Targeting lignocellulolytic gene clusters in novel Trichoderma atroviride and Trichoderma harzianum strains through bacterial artificial chromosome-guided analysis.

Lignocellulosic biomass is a complex carbon source with recalcitrant properties whose degradation via industrial enzymatic hydrolysis is challenging, directly affecting the cost of reliable energy production. In nature, filamentous fungi, including Trichoderma species, degrade lignocellulose via an arsenal of hydrolytic and oxidative enzymes that act synergistically to process it into soluble sugar monomers. This work explored the genomic content of Trichoderma atroviride and Trichoderma harzianum strains with hydrolytic abilities by identifying regions possessing degradative enzyme-encoding genes, namely, hydrolytic clusters.
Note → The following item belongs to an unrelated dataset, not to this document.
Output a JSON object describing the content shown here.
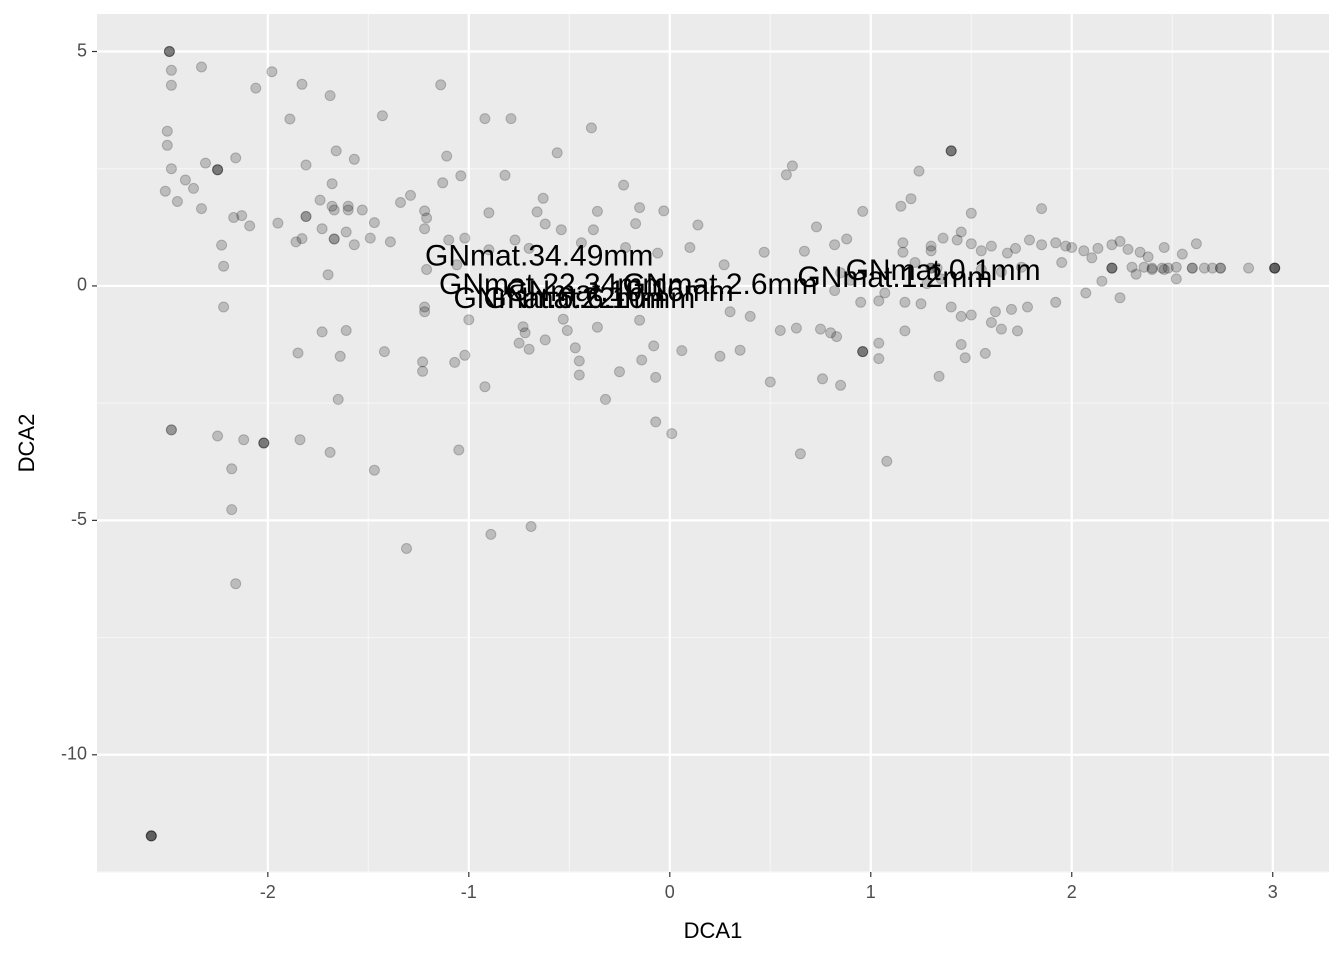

We employed bacterial artificial chromosome (BAC) methodology to target specific genomic regions and explore their genetic organization, proximal gene context, and gene expression under degradative conditions. With this tool, it was possible to inspect the linear structure and expression profile of target hydrolytic-rich genomic regions. The present work offers a perspective on the organization of genome regions related to carbohydrate metabolism. This study revealed novel genes and genome regions that are positively regulated during cellulose degradation, contributing to elucidating differences in gene organization that potentially impact hydrolysis among Trichoderma species.